В обрамляющей новелле этой повести, написанной от лица доктора Бомгарда, о той же зиме 1916–1917 года: «Но если кто-нибудь, подобно мне, просидел в снегу зимой, в строгих и бедных лесах летом, — полтора года, не отлучаясь ни на один день, если кто-нибудь разрывал бандероль на газете от прошлой недели с таким сердечным биением…»

И в «Записках юного врача»: «Порою нас заносило вовсе снегом, выла несусветная метель, мы по два дня сидели в Мурьевской больнице, не посылали даже в Вознесенск за девять верст за газетами, и долгими вечерами я мерил и мерил свой кабинет и жадно хотел газет, так жадно, как в детстве жаждал куперовского «Следопыта»…» Мурьевская больница здесь — псевдоним Никольской, Вознесенск — станция Шаховская.

Булгаков автобиографичен. Иногда обманчиво автобиографичен. Зима эта для него, в отличие от его персонажей, безвыездной не была. В начале марта, т. е. непосредственно после Февральской революции и, может быть, в связи с нею, он ездил в Киев. Был в канцелярии университета, получил наконец свой диплом и другие документы, оставил расписку и дату: 7 марта 1917 года.

Осенью главного врача Никольской больницы переводят в Вязьму — заведующим инфекционным и венерическим отделением городской земской больницы.

В повести «Морфий»:

«Уютнейшая вещь керосиновая лампа, но я за электричество!

И вот я увидел их вновь наконец, обольстительные электрические лампочки!..

На перекрестке стоял живой милиционер… сено устилало площадь, и шли, и ехали, и разговаривали, в будке торговали вчерашними московскими газетами, содержащими в себе потрясающие известия, невдалеке призывно пересвистывались московские поезда. Словом, это была цивилизация, Вавилон, Невский проспект.

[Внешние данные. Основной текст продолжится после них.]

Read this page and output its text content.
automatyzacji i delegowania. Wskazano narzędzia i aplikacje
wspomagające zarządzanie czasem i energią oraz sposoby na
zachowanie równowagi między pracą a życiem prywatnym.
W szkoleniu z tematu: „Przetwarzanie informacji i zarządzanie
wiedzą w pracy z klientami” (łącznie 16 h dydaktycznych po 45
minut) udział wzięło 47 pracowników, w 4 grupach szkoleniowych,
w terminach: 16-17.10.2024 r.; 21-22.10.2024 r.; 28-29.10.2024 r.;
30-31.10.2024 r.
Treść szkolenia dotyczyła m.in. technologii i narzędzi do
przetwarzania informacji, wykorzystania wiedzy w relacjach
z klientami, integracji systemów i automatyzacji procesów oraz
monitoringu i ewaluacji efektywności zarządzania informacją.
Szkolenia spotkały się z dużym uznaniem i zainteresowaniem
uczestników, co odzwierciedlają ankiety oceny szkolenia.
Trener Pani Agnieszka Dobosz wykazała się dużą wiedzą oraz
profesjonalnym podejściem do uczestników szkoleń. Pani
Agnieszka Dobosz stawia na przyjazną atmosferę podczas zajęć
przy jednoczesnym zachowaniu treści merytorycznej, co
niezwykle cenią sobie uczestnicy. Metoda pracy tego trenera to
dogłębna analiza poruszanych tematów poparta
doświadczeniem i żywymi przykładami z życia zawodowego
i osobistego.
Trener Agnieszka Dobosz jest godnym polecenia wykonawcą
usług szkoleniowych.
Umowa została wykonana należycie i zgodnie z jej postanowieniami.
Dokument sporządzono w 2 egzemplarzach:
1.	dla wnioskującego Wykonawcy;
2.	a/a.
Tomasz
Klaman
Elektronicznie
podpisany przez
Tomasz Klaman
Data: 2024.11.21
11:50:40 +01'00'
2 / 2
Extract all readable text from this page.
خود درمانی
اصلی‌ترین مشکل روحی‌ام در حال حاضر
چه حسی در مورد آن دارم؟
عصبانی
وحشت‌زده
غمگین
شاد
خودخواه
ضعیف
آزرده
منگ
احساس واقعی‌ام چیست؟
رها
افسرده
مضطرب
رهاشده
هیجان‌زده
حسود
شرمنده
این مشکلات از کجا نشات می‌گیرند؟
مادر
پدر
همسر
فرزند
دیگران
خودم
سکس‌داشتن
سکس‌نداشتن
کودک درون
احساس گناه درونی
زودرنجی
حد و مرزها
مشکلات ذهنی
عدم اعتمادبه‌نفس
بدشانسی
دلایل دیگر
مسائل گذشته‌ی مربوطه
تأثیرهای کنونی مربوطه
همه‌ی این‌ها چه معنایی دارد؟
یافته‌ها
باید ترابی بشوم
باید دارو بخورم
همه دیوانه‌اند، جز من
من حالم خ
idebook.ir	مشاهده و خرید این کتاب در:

О больнице и говорить не приходится. В ней было хирургическое отделение, терапевтическое, заразное, акушерское… В больнице был старший врач, три ординатора (кроме меня), фельдшера, акушерки, сиделки, аптека и лаборатория. Лаборатория, подумать только!.. Я стал спать по ночам, потому что не слышалось более под моими окнами зловещего ночного стука, который мог поднять меня и увлечь в тьму на опасность и неизбежность…»

У молодого врача появляются мысли о научной деятельности, планы серьезного совершенствования в медицине. Сестру Надежду, оказавшуюся в эти дни в Москве, он просил подобрать для него нужные медицинские книги.

…События Октября застали Булгакова в Вязьме. Они были грозны, стремительны, непонятны.

«Мы живем в полной неизвестности, вот уже четыре дня ниоткуда не получаем никаких известий», — писала жена Булгакова Татьяна (она была с ним и в Никольском, и в Вязьме) Надежде в Москву 30 октября 1917 года.[20]

Думаю, Булгаков побывал в Москве в первых числах ноября — очень уж это близко от Вязьмы и очень уж рвался он туда. Во всяком случае, достоверно, что в начале декабря того же года он в Москве был. Ездил добиваться демобилизации, чтобы оставить Вязьму. Не добился. Прежде чем вернуться, поехал в Саратов, к родным жены.

В последний день 1917 года писал сестре Наде: «Недавно в поездке в Москву и Саратов мне пришлось видеть воочию то, что больше я не хотел бы видеть. Я видел, как толпы бьют стекла в поездах, видел, как бьют людей. Видел разрушенные и обгоревшие дома в Москве. Видел голодные хвосты у лавок, затравленных и жалких офицеров…»

…Еще несколько лет назад семья Булгаковых была так далека от каких бы то ни было военных традиций. Мама «мечтала об одном, чтобы ее сыновья стали инженерами путей сообщения». Но офицерские шинели товарищей по гимназии, уходивших на фронт. Раненые в Каменец-Подольском и Черновицком госпиталях… Весной сестра Варя вышла замуж за кадрового военного. Летом вышла замуж Надя — ее муж, Андрей Земский, филолог, окончил университет, сейчас прапорщик-артиллерист, его дивизион в Царском Селе. Мама писала в сентябре, что Коля поступает в военное училище… Это становилось мучительно личным. И Киев снился, как будет сниться теперь всегда в годы разлуки. «Я спал сейчас, и мне приснился Киев, знакомые и милые лица, приснилось, что играют на пианино…» (из того же письма).

Связь с Киевом, с матерью, с братьями, все время рвалась. Политические события в Киеве с самого начала развивались особенно сложно, загадочно и противоречиво.

После октябрьского переворота в Киеве у власти оказалась контрреволюционная Центральная Рада. Только в конце января по старому стилю — около середины февраля по новому — пришедшие с севера отряды петроградских рабочих и солдат вместе с восставшими арсенальцами освободили Киев и установили здесь советскую власть.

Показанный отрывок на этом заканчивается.